Beyond Paxton’s limited screen time, Lou’s navigator (Riz Ahmed) is a one-note construct meant to be the audience’s surrogate. He’s just not complex enough to fulfill that obligation.
Just as the tension boils over in the film’s third act we start intellectually checking out. The storytelling fix is in. The only thing left to do is wait for the inevitable shocks and end credits.
“Nightcrawler” offers a peek inside the a modern TV newsroom, and what we see is either insincere, if not outright false. When mainstream media outlets bury news critical of Democrats they likely don’t announce their intentions in front of their colleagues. It’s more sophisticated, and sinister, than that.

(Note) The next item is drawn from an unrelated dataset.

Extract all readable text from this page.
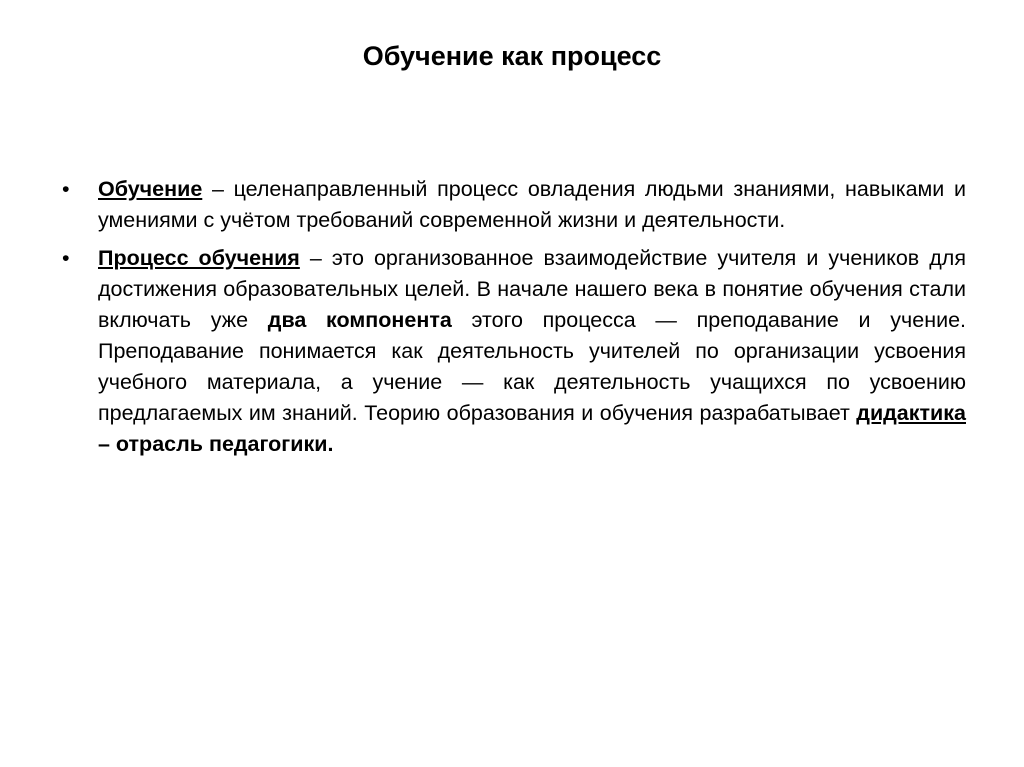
Обучение как процесс
•	Обучение – целенаправленный процесс овладения людьми знаниями, навыками и умениями с учётом требований современной жизни и деятельности.
•	Процесс обучения – это организованное взаимодействие учителя и учеников для достижения образовательных целей. В начале нашего века в понятие обучения стали включать уже два компонента этого процесса — преподавание и учение. Преподавание понимается как деятельность учителей по организации усвоения учебного материала, а учение — как деятельность учащихся по усвоению предлагаемых им знаний. Теорию образования и обучения разрабатывает дидактика – отрасль педагогики.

In “Nightcrawler,” executives speak openly of scaring viewers and following racially divisive news selection. The film certainly has a point about what news is … and isn’t … covered. The selection process shown feels artificial all the same.
“Nightcrawler’s” targets deserve all the negative attention summoned here. Audiences are equally deserving of a thriller with more to say than a series of surly bullet points.
DID YOU KNOW: “Network,” a prescient 1976 satire of the nightly news, won four Academy Awards including Best Actor (Peter Finch), Best Actress (Faye Dunaway) and Best Original Screenplay (Paddy Chayefsky).